En rejetant le référendum obligatoire, les partisans inconditionnels de l’UE au sein du Conseil fédéral ont surtout montré une chose : ils craignent le verdict du peuple suisse.
Le Tessin ne cède pas
Le Grand Conseil du canton du Tessin a donné une réponse claire au Conseil fédéral. Il a adopté une motion de l’UDC par 54 voix contre 17. Le Parlement doit ainsi donner un mandat contraignant au Conseil d’État tessinois : il doit exiger à Berne que le traité de soumission à l’UE soit soumis au référendum obligatoire.
Il ne s’agit pas d’un acte symbolique, mais d’un mandat institutionnel clair. Le gouvernement cantonal doit intervenir au niveau fédéral et exiger la double majorité du peuple et des cantons pour un accord qui empiète directement sur la souveraineté nationale et les compétences des cantons.

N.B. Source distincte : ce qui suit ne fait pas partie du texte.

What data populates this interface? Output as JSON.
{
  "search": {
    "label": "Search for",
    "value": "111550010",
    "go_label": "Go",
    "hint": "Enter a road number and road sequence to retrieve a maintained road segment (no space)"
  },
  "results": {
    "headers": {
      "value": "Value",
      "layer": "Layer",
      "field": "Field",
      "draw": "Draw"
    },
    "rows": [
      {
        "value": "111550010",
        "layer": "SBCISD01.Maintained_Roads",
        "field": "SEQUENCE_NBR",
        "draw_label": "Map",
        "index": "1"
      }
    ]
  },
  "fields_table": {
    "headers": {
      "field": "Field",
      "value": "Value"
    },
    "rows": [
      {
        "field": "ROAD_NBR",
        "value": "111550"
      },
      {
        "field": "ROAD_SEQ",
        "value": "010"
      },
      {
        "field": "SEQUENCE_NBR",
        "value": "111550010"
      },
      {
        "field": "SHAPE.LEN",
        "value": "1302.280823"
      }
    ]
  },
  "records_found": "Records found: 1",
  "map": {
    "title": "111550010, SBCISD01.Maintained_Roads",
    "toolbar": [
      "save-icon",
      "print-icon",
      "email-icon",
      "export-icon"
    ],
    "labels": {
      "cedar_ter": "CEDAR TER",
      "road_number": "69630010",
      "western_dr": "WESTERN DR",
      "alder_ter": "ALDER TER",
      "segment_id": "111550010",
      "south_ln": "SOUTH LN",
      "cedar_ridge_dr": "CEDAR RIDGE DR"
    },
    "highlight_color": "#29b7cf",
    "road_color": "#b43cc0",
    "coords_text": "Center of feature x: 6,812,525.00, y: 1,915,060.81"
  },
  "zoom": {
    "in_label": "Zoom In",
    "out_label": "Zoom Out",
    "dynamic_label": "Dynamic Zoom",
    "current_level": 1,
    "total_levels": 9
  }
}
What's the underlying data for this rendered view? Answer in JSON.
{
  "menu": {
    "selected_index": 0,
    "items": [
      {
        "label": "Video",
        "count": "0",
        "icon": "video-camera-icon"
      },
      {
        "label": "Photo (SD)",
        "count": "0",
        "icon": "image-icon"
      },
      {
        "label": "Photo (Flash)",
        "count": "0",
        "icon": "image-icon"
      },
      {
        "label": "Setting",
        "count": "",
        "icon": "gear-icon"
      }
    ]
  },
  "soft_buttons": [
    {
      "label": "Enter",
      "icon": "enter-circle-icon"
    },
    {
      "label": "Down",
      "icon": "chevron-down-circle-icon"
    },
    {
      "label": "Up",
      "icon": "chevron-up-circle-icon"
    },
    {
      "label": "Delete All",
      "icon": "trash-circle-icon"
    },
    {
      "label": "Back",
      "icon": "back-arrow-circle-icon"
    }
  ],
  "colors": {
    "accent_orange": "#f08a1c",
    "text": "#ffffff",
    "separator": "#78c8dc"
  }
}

Sur le plan politique, il est significatif que, outre la Lega et le Centre, le PLR tessinois ait également soutenu le référendum obligatoire, alors que le parti défend une position différente vis-à-vis de l’UE au niveau national. Cela montre qu’il ne s’agit pas ici de tactique partisane ou de sympathie pour Bruxelles, mais de respect de la démocratie directe. Pour un accord de cette portée, la légitimité démocratique doit être maximale. Le Tessin l’a clairement dit : sans double majorité, il n’y a pas de mandat démocratique.
Le vote du Parlement tessinois est une victoire importante. Il montre que lorsqu’il s’agit de souveraineté et de démocratie directe, le Tessin fait entendre sa voix.
Mais le débat est loin d’être clos. Le débat politique au niveau fédéral sera décisif et la pression pour faire adopter cet accord sera forte.
L’UDC est prête à se battre avec détermination, aux côtés de tous les citoyens et citoyennes qui, comme nous, sont convaincus que notre liberté, notre indépendance et notre souveraineté ne sont pas négociables.